00:02:08.960 | models are all the same for each one of these tasks. The difference is the prompts themselves.

00:02:15.120 | Now what do these prompts look like? Well we can typically break them apart into a few components.

00:02:21.680 | So we have the instructions of a prompt, any external information or we can also call these

00:02:28.800 | contexts quite commonly as well. We would also have the user input or a query and we can also

00:02:36.720 | prime our prompt with what we call an output indicator and this is usually just a little word

00:02:42.640 | at the end. Now not all prompts require all of these components but often a good prompt will

00:02:48.560 | use one or more of them. So starting with instructions. Instructions tell the model

00:02:54.480 | what to do and this is a very key part of more instruction based models like OpenAI's

00:03:02.240 | Text DaVinci 003 and through these instructions we try to define what we would like the model to do

00:03:09.520 | and that means how it should use some inputs and how it should format outputs and what it should

00:03:15.520 | consider whilst it's going through that process and we would always put these instructions at

00:03:20.560 | the very top of our prompt. I'll explain a little bit more about that pretty soon. Following this

00:03:25.920 | we have our external information or contexts and these are additional parts of information that we

00:03:32.960 | feed into the model via the prompt. These can be things that we manually insert into the prompt,

00:03:39.920 | information that we pull in through a long-term memory component, a vector database or we get it

00:03:46.880 | through other means like a web search API or a calculator API, something along those lines.

00:03:53.120 | Following that we have our user input. Now that's pretty obvious that's just the input from a

00:03:58.480 | particular user. It depends on what you're doing like if you have a text summarization use case

00:04:04.160 | they might input a two-page chunk of text and we might want to summarize that into a paragraph

00:04:10.400 | or on the other side maybe it's a question answering tool and in that case the user might

00:04:16.000 | just type in a few words and question mark and that is their question, that is their user input.

00:04:21.520 | So of course that can vary as well. Then finally we have our output indicator this is essentially

00:04:28.320 | the start of what we would like the model to begin generating. So it is it's kind of like a way of

00:04:34.560 | indicating to the model hey okay now it's time for you to start you know writing something and

00:04:39.440 | I want you to start writing something based on this first little chunk of text.
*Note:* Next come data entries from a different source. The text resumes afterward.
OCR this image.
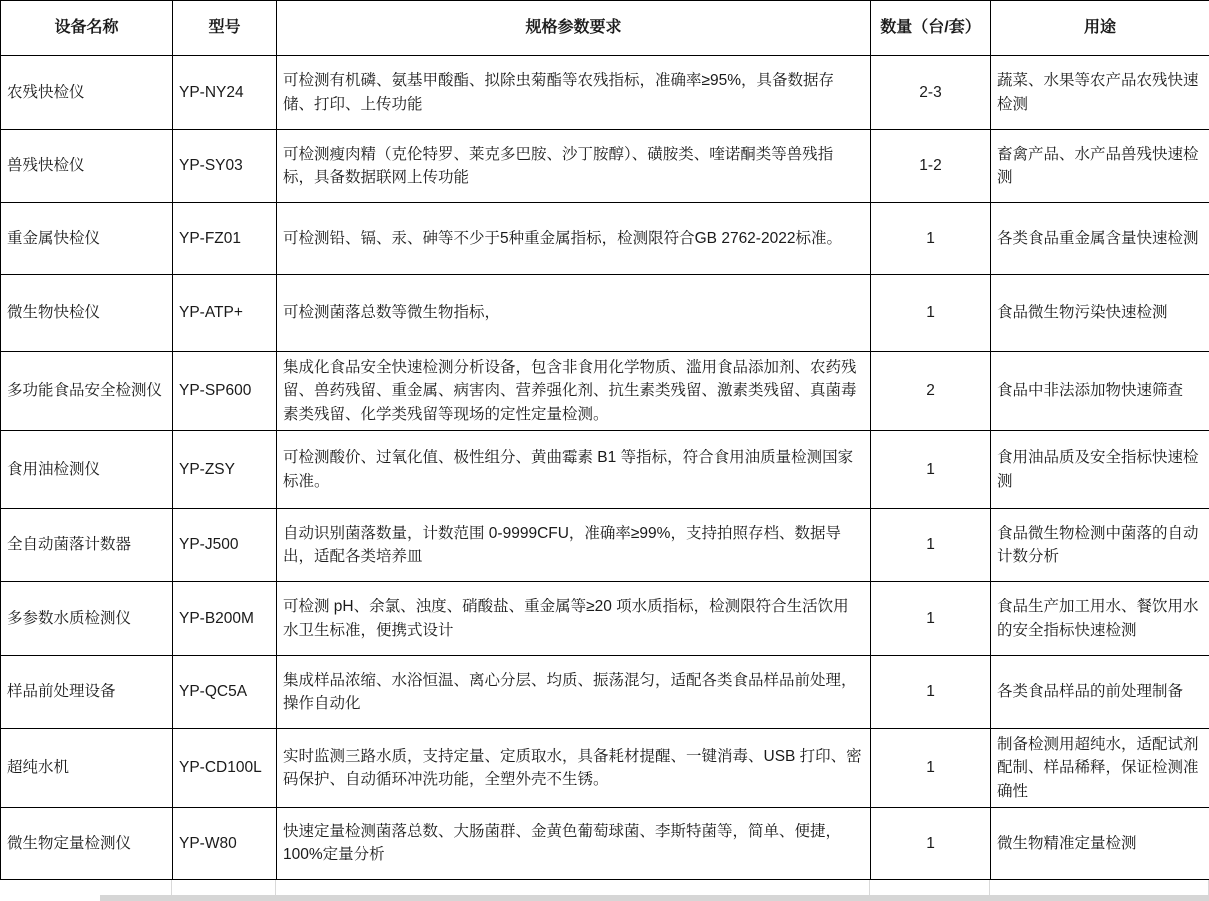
设备名称	型号	规格参数要求	数量（台/套）	用途
农残快检仪	YP-NY24	可检测有机磷、氨基甲酸酯、拟除虫菊酯等农残指标，准确率≥95%，具备数据存储、打印、上传功能	2-3	蔬菜、水果等农产品农残快速检测
兽残快检仪	YP-SY03	可检测瘦肉精（克伦特罗、莱克多巴胺、沙丁胺醇）、磺胺类、喹诺酮类等兽残指标，具备数据联网上传功能	1-2	畜禽产品、水产品兽残快速检测
重金属快检仪	YP-FZ01	可检测铅、镉、汞、砷等不少于5种重金属指标，检测限符合GB 2762-2022标准。	1	各类食品重金属含量快速检测
微生物快检仪	YP-ATP+	可检测菌落总数等微生物指标，	1	食品微生物污染快速检测
多功能食品安全检测仪	YP-SP600	集成化食品安全快速检测分析设备，包含非食用化学物质、滥用食品添加剂、农药残留、兽药残留、重金属、病害肉、营养强化剂、抗生素类残留、激素类残留、真菌毒素类残留、化学类残留等现场的定性定量检测。	2	食品中非法添加物快速筛查
食用油检测仪	YP-ZSY	可检测酸价、过氧化值、极性组分、黄曲霉素 B1 等指标，符合食用油质量检测国家标准。	1	食用油品质及安全指标快速检测
全自动菌落计数器	YP-J500	自动识别菌落数量，计数范围 0-9999CFU，准确率≥99%，支持拍照存档、数据导出，适配各类培养皿	1	食品微生物检测中菌落的自动计数分析
多参数水质检测仪	YP-B200M	可检测 pH、余氯、浊度、硝酸盐、重金属等≥20 项水质指标，检测限符合生活饮用水卫生标准，便携式设计	1	食品生产加工用水、餐饮用水的安全指标快速检测
样品前处理设备	YP-QC5A	集成样品浓缩、水浴恒温、离心分层、均质、振荡混匀，适配各类食品样品前处理，操作自动化	1	各类食品样品的前处理制备
超纯水机	YP-CD100L	实时监测三路水质，支持定量、定质取水，具备耗材提醒、一键消毒、USB 打印、密码保护、自动循环冲洗功能，全塑外壳不生锈。	1	制备检测用超纯水，适配试剂配制、样品稀释，保证检测准确性
微生物定量检测仪	YP-W80	快速定量检测菌落总数、大肠菌群、金黄色葡萄球菌、李斯特菌等，简单、便捷，100%定量分析	1	微生物精准定量检测
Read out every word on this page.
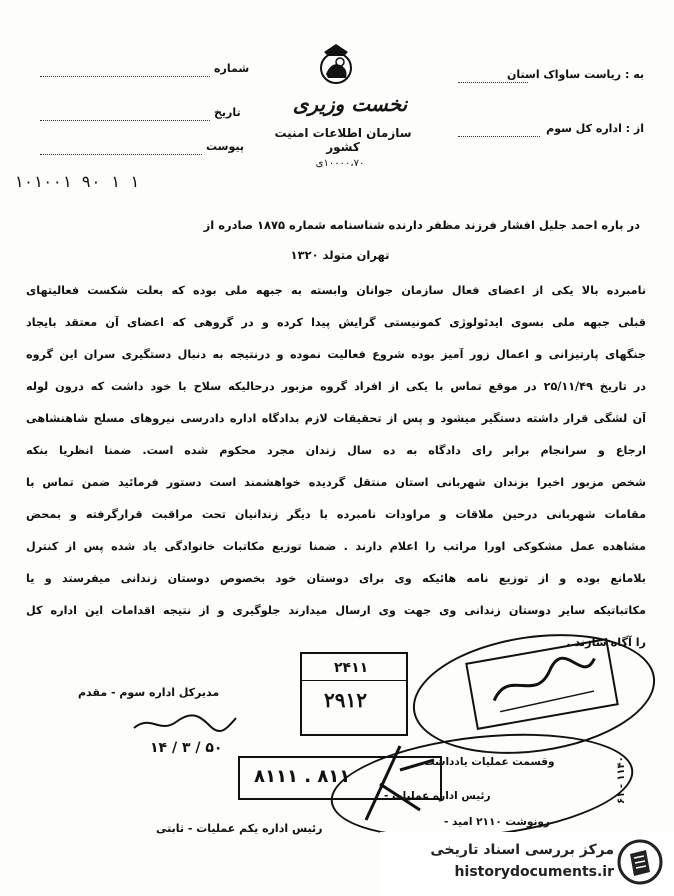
نخست وزیری
سازمان اطلاعات امنیت کشور
۱۰۰۰۰،۷۰ی
شماره
تاریخ
پیوست
۱۰۱۰۰۱ ۹۰ ۱ ۱
به : ریاست ساواک استان
از : اداره کل سوم
در باره احمد جلیل افشار فرزند مظفر دارنده شناسنامه شماره ۱۸۷۵ صادره از
تهران متولد ۱۳۲۰
نامبرده بالا یکی از اعضای فعال سازمان جوانان وابسته به جبهه ملی بوده که بعلت شکست فعالیتهای
قبلی جبهه ملی بسوی ایدئولوژی کمونیستی گرایش پیدا کرده و در گروهی که اعضای آن معتقد بایجاد
جنگهای پارتیزانی و اعمال زور آمیز بوده شروع فعالیت نموده و درنتیجه به دنبال دستگیری سران این گروه
در تاریخ ۲۵/۱۱/۴۹ در موقع تماس با یکی از افراد گروه مزبور درحالیکه سلاح با خود داشت که درون لوله
آن لشگی قرار داشته دستگیر میشود و پس از تحقیقات لازم بدادگاه اداره دادرسی نیروهای مسلح شاهنشاهی
ارجاع و سرانجام برابر رای دادگاه به ده سال زندان مجرد محکوم شده است. ضمنا انظریا بنکه
شخص مزبور اخیرا بزندان شهربانی استان منتقل گردیده خواهشمند است دستور فرمائید ضمن تماس با
مقامات شهربانی درحین ملاقات و مراودات نامبرده با دیگر زندانیان تحت مراقبت قرارگرفته و بمحض
مشاهده عمل مشکوکی اورا مراتب را اعلام دارند . ضمنا توزیع مکاتبات خانوادگی یاد شده پس از کنترل
بلامانع بوده و از توزیع نامه هائیکه وی برای دوستان خود بخصوص دوستان زندانی میفرستد و یا
مکاتباتیکه سایر دوستان زندانی وی جهت وی ارسال میدارند جلوگیری و از نتیجه اقدامات این اداره کل
را آگاه سازند .
مدیرکل اداره سوم - مقدم
۱۴ / ۳ / ۵۰
۲۴۱۱
۲۹۱۲
۸۱۱۱ . ۸۱۱
وقسمت عملیات یادداشت
رئیس اداره عملیات -
رونوشت ۲۱۱۰ امید -
۶۱ - ۱۱۴۰
رئیس اداره یکم عملیات - ثابتی
مرکز بررسی اسناد تاریخی
historydocuments.ir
So a good example

00:04:46.480 | or very clear example at least in my view is when you have code generation model you want it to

00:04:52.160 | generate python code you know you give instructions to do so then your output indicator will just be

00:04:57.680 | the word import all in lowercase because most python scripts will actually begin with the word

00:05:04.880 | import because you're going to be importing your libraries like import numpy and so on.

00:05:09.840 | On the other hand if you were building like a conversational chatbot this output indicator

00:05:16.560 | might be like the name of the chatbot followed by a colon as if you're sort of in a chat log.

00:05:23.280 | Okay so they're the four main components of a prompt that we're going to talk about and that

00:05:29.120 | we're going to actually use to construct our prompts throughout this video. Okay so let's

00:05:34.160 | have a look at an example here we have the sort of our prompt up here this is the instruction okay

00:05:41.200 | so that's right at the top of the prompt answer the question based on the context below if the

00:05:46.080 | question cannot be answered using the information provided to answer with I don't know. Okay so this

00:05:51.040 | is a form of conservative Q&A so given a question a user question we want the model to answer based

00:05:59.040 | only on information that we can verify. Okay and that verified information is something that

00:06:05.600 | is our external information here our context that is also fed into the prompt right and we're saying

00:06:12.720 | if that information is not contained within this context here or we'll probably usually have a list

00:06:18.320 | of context I want you to say I don't know. In this case if the model answers or makes something up

00:06:24.240 | it can lead on to pretty bad results so we really don't want it to make anything up

00:06:28.720 | because they tend to do that pretty often. So we have our instructions we have our external

00:06:34.480 | information or the context then we have user query which is down here okay so the question

00:06:40.080 | which libraries and model providers offer LLMs and then we have that final bit is that output

00:06:47.440 | indicator so this is like okay now you can start answering the question. Now this is a pretty good

00:06:53.920 | prompt it's clear we have our instructions we have some more external information we have a question

00:07:00.720 | we have the output indicator at the end there. Okay so let's have a look at how we will actually

00:07:06.240 | implement these things. So we're going to work through this notebook here if you'd like to follow

00:07:11.600 | along and run the notebook yourself you can do there'll be a link in the top of the video right

00:07:15.920 | now and also in the video description. The first thing we need to do is pip install the OpenAI

00:07:21.600 | library initially that's the only library we need there'll be another one a little bit later on

00:07:25.520 | which I'll explain when we get to it and we've come down to the first code block we see we have

00:07:30.960 | this prompt this is the same one I just went through so I'm going to run that and then

00:07:36.560 | initialize my OpenAI instance using my OpenAI API key. So if you need this you can get it from

00:07:46.320 | here which is just at this so beta.openai.com account API keys which you can just access you

00:07:54.400 | log into your account you create a new secret key and just copy that into the notebook. Okay so once

00:08:00.400 | you have authenticated with that we're going to generate from that prompt that we just created.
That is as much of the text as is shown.